ABSTRACT
Since the 1950s, we have known that the presence of zero-valued dependent variables can seriously bias econometric estimates whether the zeros are included or excluded. Yet the widely-used gravity model is frequently estimated on samples that include large fractions of zeros. An influential paper by Santos Silva and Tenreyro – based on simulations that include no economically-determined zeros – concludes that the bias problems resulting from zeros and those resulting from heteroscedasticity and nonlinearity can be solved using the Poisson Pseudo-Maximum-Likelihood (PPML) model including the zero values. This paper begins by adapting the Santos Silva and Tenreyro experimental design to include economically-determined zeros to see whether this conclusion continues to hold. With this design, it finds that alternative estimators have lower bias than PPML. Changing to a Monte Carlo design that replicates the much-higher real-world frequency of predicted values near zero restores the finding of lower bias with the PPML estimator. The results highlight the need for very careful design of Monte Carlo experiments when evaluating alternative estimators of the gravity model.
Acknowledgments
The authors would like to thank João Santos Silva and Silvana Tenreyro for helpful comments and for access to their data. They also would like to thank Jonathan Eaton, Caroline Freund, Russell Hillberry, Hiau Looi Kee, Daniel Lederman, Douglas Nelson, Guido Porto, Shang-Jin Wei and Tiemen Woutersen for valuable comments on earlier versions of this paper. The usual disclaimer applies.
Disclosure statement
No potential conflict of interest was reported by the authors.
Notes
1 Heteroscedasticity in nonlinear models with relatively few zero observations arises in many important applications such as consumption, investment and money demand systems; and representative models for consumer demand, firm costs and profits. The results of Santos Silva and Tenreyro (Citation2006) appear to deserve much more attention for estimation in this context.

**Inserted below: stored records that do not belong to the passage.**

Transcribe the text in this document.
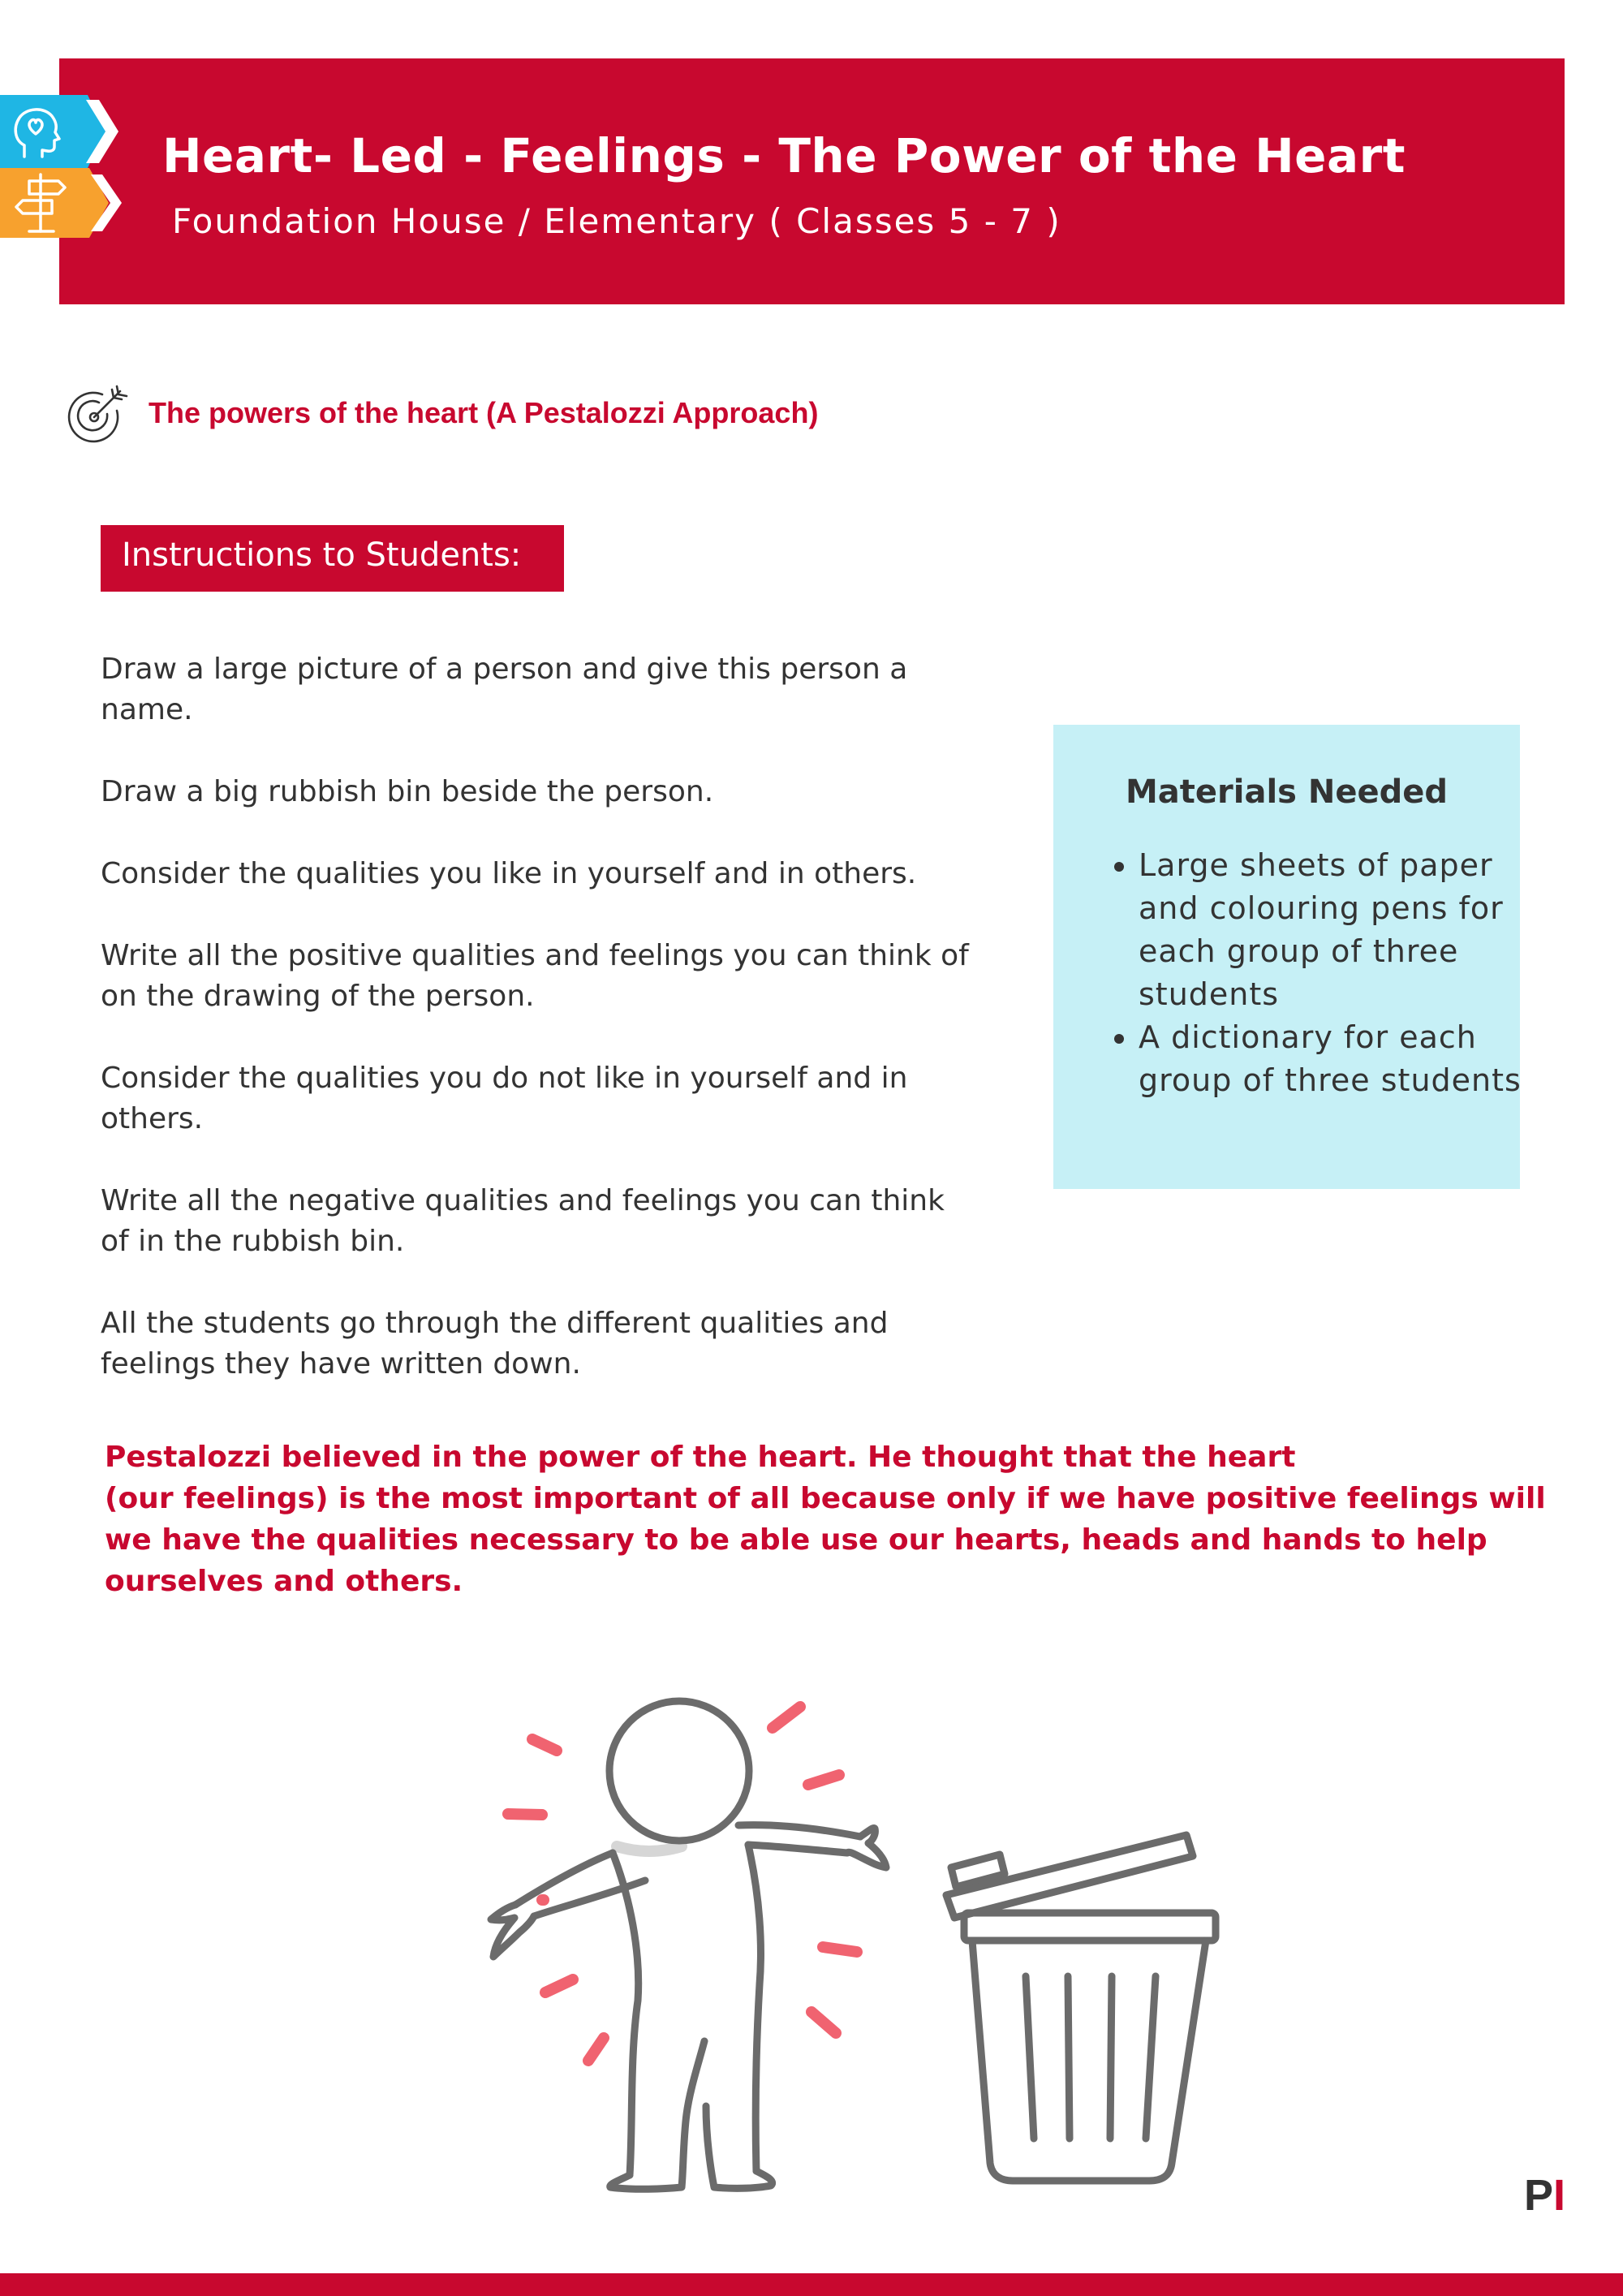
Heart- Led - Feelings - The Power of the Heart
Foundation House / Elementary ( Classes 5 - 7 )
The powers of the heart (A Pestalozzi Approach)
Instructions to Students:

Draw a large picture of a person and give this person a name.

Draw a big rubbish bin beside the person.

Consider the qualities you like in yourself and in others.

Write all the positive qualities and feelings you can think of on the drawing of the person.

Consider the qualities you do not like in yourself and in others.

Write all the negative qualities and feelings you can think of in the rubbish bin.

All the students go through the different qualities and feelings they have written down.

Materials Needed
• Large sheets of paper and colouring pens for each group of three students
• A dictionary for each group of three students

Pestalozzi believed in the power of the heart. He thought that the heart

(our feelings) is the most important of all because only if we have positive feelings will we have the qualities necessary to be able use our hearts, heads and hands to help ourselves and others.

PI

2 These equations correspond exactly to the Santos Silva and Tenreyro (Citation2006) specification for Equations (14) and (15).
3 Our first estimation task was to replicate the simulations of Santos Silva and Tenreyro (Citation2006). While our results are not exactly the same as theirs because of the stochastic nature of the analysis, they are completely consistent. The replicated simulation results are available upon request.

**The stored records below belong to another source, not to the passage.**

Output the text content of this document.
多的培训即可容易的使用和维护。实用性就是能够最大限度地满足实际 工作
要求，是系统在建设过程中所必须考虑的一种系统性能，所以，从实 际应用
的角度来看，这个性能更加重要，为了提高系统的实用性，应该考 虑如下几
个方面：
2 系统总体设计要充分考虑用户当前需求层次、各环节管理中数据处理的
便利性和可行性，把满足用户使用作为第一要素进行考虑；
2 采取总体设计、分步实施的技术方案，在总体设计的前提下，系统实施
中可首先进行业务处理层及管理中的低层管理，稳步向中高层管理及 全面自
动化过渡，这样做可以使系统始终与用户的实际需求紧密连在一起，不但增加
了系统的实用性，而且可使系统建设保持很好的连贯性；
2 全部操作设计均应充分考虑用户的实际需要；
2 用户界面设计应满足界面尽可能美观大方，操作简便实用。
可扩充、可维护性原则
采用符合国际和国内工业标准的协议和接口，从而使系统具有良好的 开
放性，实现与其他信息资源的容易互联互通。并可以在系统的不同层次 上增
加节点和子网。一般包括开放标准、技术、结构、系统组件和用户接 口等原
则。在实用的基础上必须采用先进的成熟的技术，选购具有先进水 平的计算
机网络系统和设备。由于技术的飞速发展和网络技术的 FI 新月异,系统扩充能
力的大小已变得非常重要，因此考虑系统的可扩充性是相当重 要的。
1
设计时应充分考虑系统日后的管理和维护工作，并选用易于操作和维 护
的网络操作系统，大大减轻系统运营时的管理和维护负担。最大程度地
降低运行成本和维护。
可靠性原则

4 To program the likelihood function in Stata, we needed to replace the factorial function with exp(ln(gamma(y + 1))) to allow evaluation with non-integer values of the dependent variable.
5 Note that ln(η*i) and ln(ηi) correspond exactly to the two error terms U1i and U2i in Heckman (Citation1979), respectively. The correlation between ln(η*i) and ln(ηi) is assumed to be 0.5 in order to rule out the case of independence between the two error terms in which case, the standard least squares estimator may be used on the selected subsample without introducing bias.

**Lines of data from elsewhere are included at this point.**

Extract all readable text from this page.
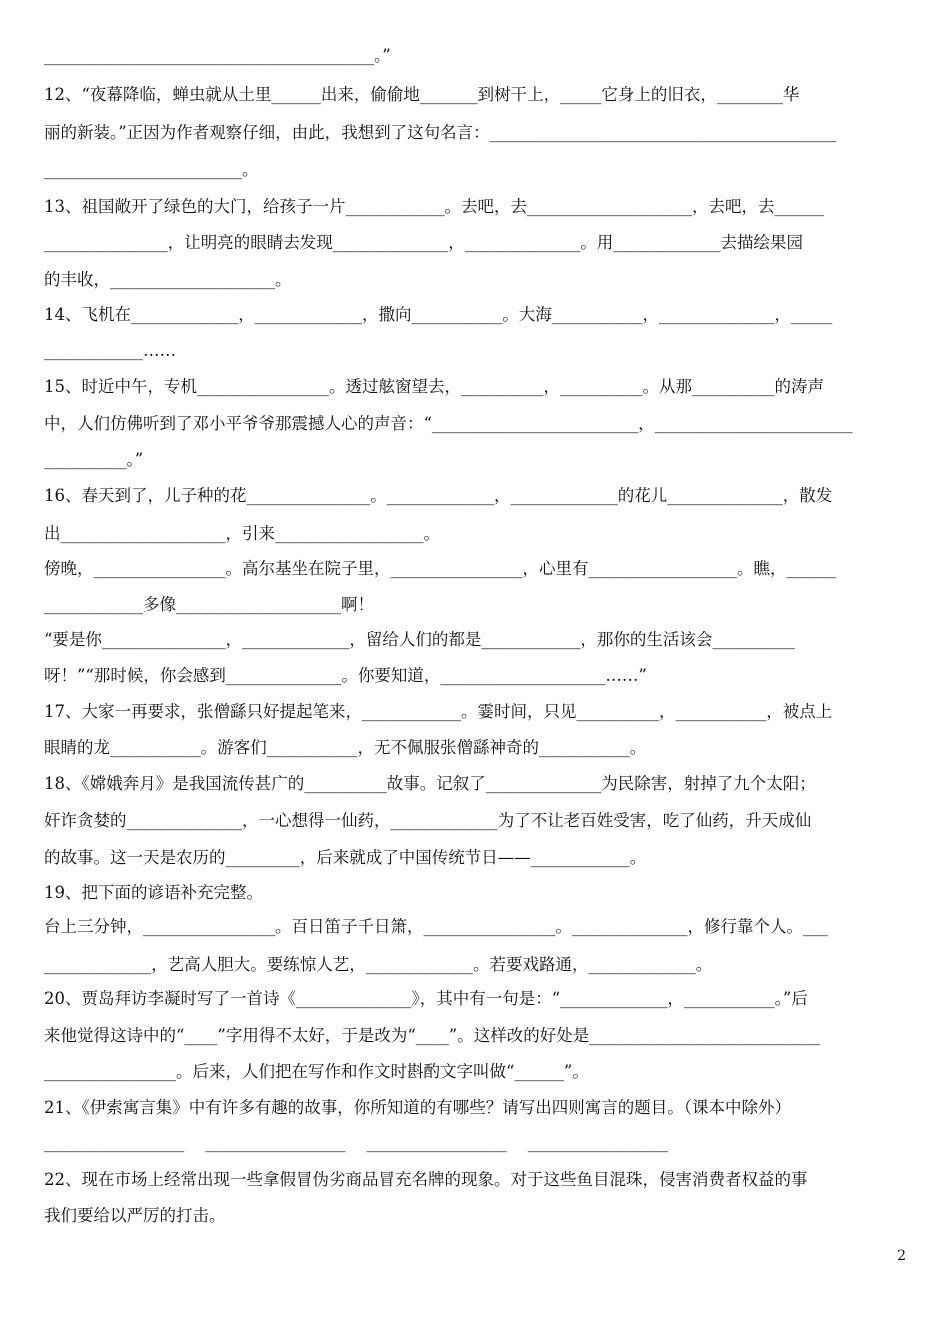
________________________________________。”
12、“夜幕降临，蝉虫就从土里______出来，偷偷地_______到树干上，_____它身上的旧衣，________华
丽的新装。”正因为作者观察仔细，由此，我想到了这句名言：__________________________________________
________________________。
13、祖国敞开了绿色的大门，给孩子一片____________。去吧，去____________________，去吧，去______
_______________，让明亮的眼睛去发现______________，______________。用_____________去描绘果园
的丰收，____________________。
14、飞机在_____________，_____________，撒向___________。大海___________，______________，_____
____________……
15、时近中午，专机________________。透过舷窗望去，__________，__________。从那__________的涛声
中，人们仿佛听到了邓小平爷爷那震撼人心的声音：“_________________________，________________________
__________。”
16、春天到了，儿子种的花_______________。_____________，_____________的花儿______________，散发
出____________________，引来__________________。
傍晚，________________。高尔基坐在院子里，________________，心里有__________________。瞧，______
____________多像____________________啊！
“要是你_______________，_____________，留给人们的都是____________，那你的生活该会__________
呀！”“那时候，你会感到______________。你要知道，____________________……”
17、大家一再要求，张僧繇只好提起笔来，____________。霎时间，只见__________，___________，被点上
眼睛的龙___________。游客们___________，无不佩服张僧繇神奇的___________。
18、《嫦娥奔月》是我国流传甚广的__________故事。记叙了______________为民除害，射掉了九个太阳；
奸诈贪婪的______________，一心想得一仙药，_____________为了不让老百姓受害，吃了仙药，升天成仙
的故事。这一天是农历的_________，后来就成了中国传统节日——____________。
19、把下面的谚语补充完整。
台上三分钟，________________。百日笛子千日箫，________________。______________，修行靠个人。___
_____________，艺高人胆大。要练惊人艺，_____________。若要戏路通，_____________。
20、贾岛拜访李凝时写了一首诗《______________》，其中有一句是：“_____________，___________。”后
来他觉得这诗中的“____”字用得不太好，于是改为“____”。这样改的好处是____________________________
________________。后来，人们把在写作和作文时斟酌文字叫做“______”。
21、《伊索寓言集》中有许多有趣的故事，你所知道的有哪些？请写出四则寓言的题目。（课本中除外）
_________________    _________________    _________________    _________________
22、现在市场上经常出现一些拿假冒伪劣商品冒充名牌的现象。对于这些鱼目混珠，侵害消费者权益的事
我们要给以严厉的打击。
2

6 The simulation results with higher percentages of zero observations are available upon request by the authors.
7 Another practical problem with ML estimators with the dependent variable in levels is frequent difficulty with convergence in Stata. In many cases, we had to vary initial values to overcome this problem. In other cases, even varying initial values does not lead the ML estimators to convergence..
8 Note that our truncated sample contains 8857 observations and our full sample 17,028. Both are smaller than SST’s truncated sample (9613) and full sample (18,360) because we used common religion as our excluded restriction variable. Data for this variable are not available for all the samples used by Santos Silva and Tenreyro (Citation2006). For comparison purposes, the sample sizes for our truncated OLS and Poisson estimator were kept the same as for our Heckman estimator.